I'm trying to do exercise 6.8 from the book "Advanced Calculus of Several Variables", by Edwards. There it is stated that: Let $\boldsymbol{a}_{i}=\left(a_{i1}, a_{i2}, \ldots, a_{in} \right), i=1,\ldots,k<n$, be $k$ linearly dependent vectors in $\mathbb{R}^{n}$. Then show that every $k \times k$ submatrix of the matrix: \begin{equation*} \begin{pmatrix} a_{11} &\cdots & a_{1n}\\ \vdots & & \vdots\\ a_{k1} & \cdots & a_{kn} \end{pmatrix} \end{equation*} has zero determinant.
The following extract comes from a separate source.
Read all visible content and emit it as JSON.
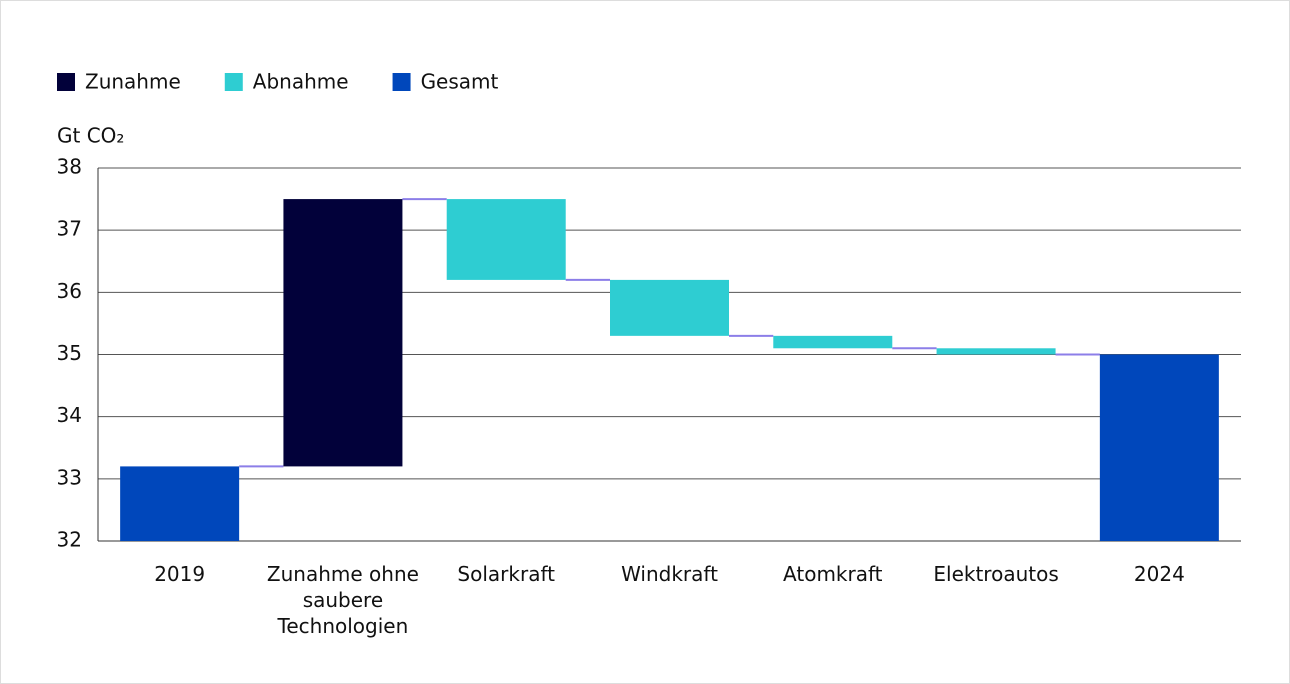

Any hint on how this can be solved? (If you have access to the book, any hint that uses the material covered in the book up to that chapter is highly appreciated).


2 Answers 2


if $a_1,\cdots, a_k$ are dependent.

There exists a non-trival set of scalars $c_1,\cdots, c_k$ such $c_1a_1 + \cdots + c_ka_k = \mathbf 0$


$\begin{bmatrix} c_1&\cdots &c_k \end{bmatrix} \begin{bmatrix} a_{11} &\cdots &a_{1n}\\ \vdots&\ddots&\vdots\\a_{k1} & \cdots & a{kn}\end{bmatrix} = \begin {bmatrix}0&\cdots &0\end{bmatrix}$

Suppose we choose $k$, columns from matrix $A,$ call this submatrix $A_k$

It would still be the case that $c^TA_k = \mathbf 0$ And $A_k$ is a singular matrix.

If it is singular, its determinant is 0.

  • $\begingroup$ Your matrix multiplication needs to be fixed. If you insist on writing the $a_i$ as row vectors, then $\vec 0$ needs to be a row vector as well. $\endgroup$ Apr 21, 2020 at 20:35
  • $\begingroup$ @TedShifrin thanks. The original poster provided the matrix. So, rather than transposing the matrix, I transposed everything else. Somehow, that felt better. $\endgroup$
    – Doug M
    Apr 22, 2020 at 0:33
  • $\begingroup$ Yes, fair enough. $\endgroup$ Apr 22, 2020 at 0:45
  • $\begingroup$ Thank you! Very clear your explanation. :-) $\endgroup$
    – CA-Math
    Apr 23, 2020 at 5:09

A $k \times k$ submatrix is precisely what you get from deleting columns of your above matrix. You have a linear dependency between the rows of your $k \times n$ matrix by assumption and that say linear dependency of the rows gives a linear dependency of the rows of any $k \times k$ submatrix that you get by deleting the columns (just look at each column/coordinate individually).